Our loan calculator shows you how high your monthly installments can be, depending on the loan amount, term and interest rate. Give it a try and see what is best for your budget.
Loan types
Mortgages
A mortgage is a loan that is used to pay off a home without paying all of the expenses at once. Most home buyers take out mortgages to buy their homes. Typically, mortgages require down payments (the more you prepay, the lower the interest rate and monthly payment), and you make a monthly mortgage payment that pays off the principal and interest for 15 or 30 years until the home is paid off in full.
Home loan
A home equity loan, also known as a second mortgage, is a lump sum that you pay back over a fixed term and use your home as collateral. The amount you can borrow depends on the available equity that you have accumulated in your home – usually up to 85% of the equity. This loan can be used for debt consolidation, home improvement or other large expenses. However, if you default on the loan, the bank could seize and foreclose your home.
HELOCs
A home equity line of credit (HELOC) uses the available equity in your home to fund large expenses (like tuition fees or a home repair) or to consolidate debt, much like a home equity loan. The main difference is that a HELOC is a revolving line of credit, like a high limit credit card, and not a loan. A HELOC can be potentially risky as your home is security and can be confiscated if you disagree with the loan. Due to the COVID-19 pandemic, major banks like Bank of America and Wells Fargo have tightened lending standards around HELOCs.
Car loans
Put simply, car loans are taken out to pay for vehicles when you cannot upfront the total cost. With these loans offered by banks and car dealers, the car you buy is the security. Car loans require a down payment that can offset the interest rate you pay over the life of the loan. The term usually varies between 36 and 72 months and the interest rates are around 3-5%. Many personal finance experts recommend taking out a car loan only if you are well positioned to pay it off over 36 months.
Student Loans
According to EducationData.org, 44.7 million borrowers owe a total of $ 1.6 trillion in student loans. Most student loans provided by federal and state governments as well as private lenders give a grace period of six months after graduation or drop to below half the enrollment. After that, fixed monthly payments are due. Federal student loan payments are currently suspended until September 30, 2020 due to the pandemic. You can pay them off if you want, but if you don’t pay it won’t affect your credit history.
Personal Loans
Personal loans are known for their versatility and can be used to pay for home repairs, home renovations, weddings, vacations, funerals, and other large expenses. Most commonly, however, people take out personal loans to consolidate high-interest credit card debt at a lower interest rate with friendlier payment terms. Most personal loans are unsecured and do not require collateral.

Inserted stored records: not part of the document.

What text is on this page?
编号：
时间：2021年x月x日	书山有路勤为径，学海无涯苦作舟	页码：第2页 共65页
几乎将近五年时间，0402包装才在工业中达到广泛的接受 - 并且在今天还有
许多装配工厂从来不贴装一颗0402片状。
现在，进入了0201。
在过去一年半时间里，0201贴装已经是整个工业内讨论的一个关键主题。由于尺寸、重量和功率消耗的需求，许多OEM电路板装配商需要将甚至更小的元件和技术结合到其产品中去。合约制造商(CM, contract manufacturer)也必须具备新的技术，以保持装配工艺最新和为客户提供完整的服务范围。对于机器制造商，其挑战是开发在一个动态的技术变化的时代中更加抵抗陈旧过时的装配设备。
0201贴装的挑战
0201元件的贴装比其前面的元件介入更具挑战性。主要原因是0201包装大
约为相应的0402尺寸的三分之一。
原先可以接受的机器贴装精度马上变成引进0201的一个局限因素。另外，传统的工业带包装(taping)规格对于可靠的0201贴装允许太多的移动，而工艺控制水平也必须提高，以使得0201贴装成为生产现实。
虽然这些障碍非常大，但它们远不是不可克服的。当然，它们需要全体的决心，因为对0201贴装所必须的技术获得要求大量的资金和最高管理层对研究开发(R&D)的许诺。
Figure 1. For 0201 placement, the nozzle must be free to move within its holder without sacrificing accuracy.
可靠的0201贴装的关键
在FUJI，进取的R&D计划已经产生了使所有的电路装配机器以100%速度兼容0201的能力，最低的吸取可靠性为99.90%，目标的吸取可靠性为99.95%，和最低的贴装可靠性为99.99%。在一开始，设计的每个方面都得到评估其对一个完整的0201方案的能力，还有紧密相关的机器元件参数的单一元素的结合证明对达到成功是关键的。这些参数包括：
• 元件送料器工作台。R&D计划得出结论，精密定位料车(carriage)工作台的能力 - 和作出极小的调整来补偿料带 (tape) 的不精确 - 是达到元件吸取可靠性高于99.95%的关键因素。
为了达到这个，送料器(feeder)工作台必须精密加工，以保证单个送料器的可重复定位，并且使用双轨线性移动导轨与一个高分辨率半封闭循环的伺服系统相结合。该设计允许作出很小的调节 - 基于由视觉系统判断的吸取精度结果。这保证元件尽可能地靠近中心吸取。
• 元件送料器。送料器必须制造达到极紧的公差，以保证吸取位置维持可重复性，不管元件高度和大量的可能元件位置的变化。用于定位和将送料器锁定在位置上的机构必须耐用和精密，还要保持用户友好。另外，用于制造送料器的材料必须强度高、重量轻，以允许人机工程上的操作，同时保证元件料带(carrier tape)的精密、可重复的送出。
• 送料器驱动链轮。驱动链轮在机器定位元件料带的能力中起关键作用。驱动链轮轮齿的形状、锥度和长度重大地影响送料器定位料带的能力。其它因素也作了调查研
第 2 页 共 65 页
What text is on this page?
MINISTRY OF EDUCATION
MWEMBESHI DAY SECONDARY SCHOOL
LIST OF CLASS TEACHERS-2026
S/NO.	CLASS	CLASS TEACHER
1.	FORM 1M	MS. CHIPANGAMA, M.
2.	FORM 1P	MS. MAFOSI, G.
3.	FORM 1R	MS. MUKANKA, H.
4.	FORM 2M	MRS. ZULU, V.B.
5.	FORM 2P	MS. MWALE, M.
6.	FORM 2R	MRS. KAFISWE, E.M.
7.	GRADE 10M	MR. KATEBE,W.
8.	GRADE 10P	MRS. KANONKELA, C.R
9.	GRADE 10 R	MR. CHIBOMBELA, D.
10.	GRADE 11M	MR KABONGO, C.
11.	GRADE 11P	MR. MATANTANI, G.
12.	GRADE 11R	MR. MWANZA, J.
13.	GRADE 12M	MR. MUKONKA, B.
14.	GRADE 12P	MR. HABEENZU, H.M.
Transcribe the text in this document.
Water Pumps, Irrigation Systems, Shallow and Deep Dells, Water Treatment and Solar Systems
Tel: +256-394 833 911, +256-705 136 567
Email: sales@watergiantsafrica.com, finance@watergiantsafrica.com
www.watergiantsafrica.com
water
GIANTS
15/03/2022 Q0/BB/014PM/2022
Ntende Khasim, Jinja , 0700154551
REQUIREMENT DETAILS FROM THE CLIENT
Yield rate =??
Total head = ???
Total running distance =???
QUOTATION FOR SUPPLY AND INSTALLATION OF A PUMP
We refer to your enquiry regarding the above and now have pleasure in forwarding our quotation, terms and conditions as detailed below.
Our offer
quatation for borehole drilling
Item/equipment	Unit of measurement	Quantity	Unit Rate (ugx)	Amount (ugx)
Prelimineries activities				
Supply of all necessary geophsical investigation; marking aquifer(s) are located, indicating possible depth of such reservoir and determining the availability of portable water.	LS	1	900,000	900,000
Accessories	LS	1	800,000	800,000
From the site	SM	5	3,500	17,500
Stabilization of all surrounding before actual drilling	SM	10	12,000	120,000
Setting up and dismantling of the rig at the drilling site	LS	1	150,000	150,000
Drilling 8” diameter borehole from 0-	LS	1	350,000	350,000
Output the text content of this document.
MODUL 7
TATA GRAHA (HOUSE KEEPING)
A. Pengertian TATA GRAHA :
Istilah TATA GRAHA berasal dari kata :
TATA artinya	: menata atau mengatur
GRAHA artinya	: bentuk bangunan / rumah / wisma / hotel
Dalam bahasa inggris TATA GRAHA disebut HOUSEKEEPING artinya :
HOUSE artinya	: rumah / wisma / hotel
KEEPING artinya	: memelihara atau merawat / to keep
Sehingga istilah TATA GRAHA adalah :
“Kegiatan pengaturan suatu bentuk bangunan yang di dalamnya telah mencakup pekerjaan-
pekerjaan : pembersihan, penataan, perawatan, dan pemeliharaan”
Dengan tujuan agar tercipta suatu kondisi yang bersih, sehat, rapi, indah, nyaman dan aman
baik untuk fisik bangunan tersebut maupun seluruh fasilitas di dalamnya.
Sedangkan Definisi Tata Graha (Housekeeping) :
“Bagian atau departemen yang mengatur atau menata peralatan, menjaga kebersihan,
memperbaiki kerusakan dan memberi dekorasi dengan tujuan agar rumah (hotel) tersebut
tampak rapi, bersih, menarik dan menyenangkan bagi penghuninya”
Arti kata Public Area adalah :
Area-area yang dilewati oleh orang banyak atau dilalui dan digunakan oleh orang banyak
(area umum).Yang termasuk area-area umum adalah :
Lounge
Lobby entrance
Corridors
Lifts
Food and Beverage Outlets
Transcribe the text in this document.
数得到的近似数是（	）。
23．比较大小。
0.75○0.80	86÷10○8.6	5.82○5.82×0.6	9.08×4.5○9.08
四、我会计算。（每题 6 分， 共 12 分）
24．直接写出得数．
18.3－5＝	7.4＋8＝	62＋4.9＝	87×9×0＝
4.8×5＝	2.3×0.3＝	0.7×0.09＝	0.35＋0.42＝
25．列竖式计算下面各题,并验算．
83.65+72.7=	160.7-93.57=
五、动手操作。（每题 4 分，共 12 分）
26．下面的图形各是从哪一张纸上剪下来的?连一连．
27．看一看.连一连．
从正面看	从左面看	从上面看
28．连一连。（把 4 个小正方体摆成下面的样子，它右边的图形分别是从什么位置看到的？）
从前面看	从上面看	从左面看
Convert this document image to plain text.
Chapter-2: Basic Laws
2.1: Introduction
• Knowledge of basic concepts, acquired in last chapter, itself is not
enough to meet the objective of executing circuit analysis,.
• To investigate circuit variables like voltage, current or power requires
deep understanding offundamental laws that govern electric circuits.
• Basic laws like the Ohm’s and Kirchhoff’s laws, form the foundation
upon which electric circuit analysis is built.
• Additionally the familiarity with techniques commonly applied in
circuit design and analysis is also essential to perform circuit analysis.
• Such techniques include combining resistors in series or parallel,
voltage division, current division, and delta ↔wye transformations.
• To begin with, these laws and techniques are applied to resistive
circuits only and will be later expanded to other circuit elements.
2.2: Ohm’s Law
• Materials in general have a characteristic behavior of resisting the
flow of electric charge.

How long will it take to pay off my loan?
How long it takes to pay off your loan depends on the term you choose and how much you can and want to pay monthly. In general, your loan payments shouldn’t be more than 5 to 10% of your monthly budget. Each payment is used to repay the principal (the original loan amount) plus interest.
For example, let’s say you take out a $ 20,000 personal loan for a home repair project. If the maximum amount you can afford to pay back your loan each month is $ 370, you may be able to pay off the loan in 5 years assuming a fixed rate of 4%. If you can’t afford more than $ 200 a month on the same loan, you’ll either need to take out a smaller loan or repay over a longer period of time. It’s all a balancing act between what you need, what is offered to you, and what you can afford.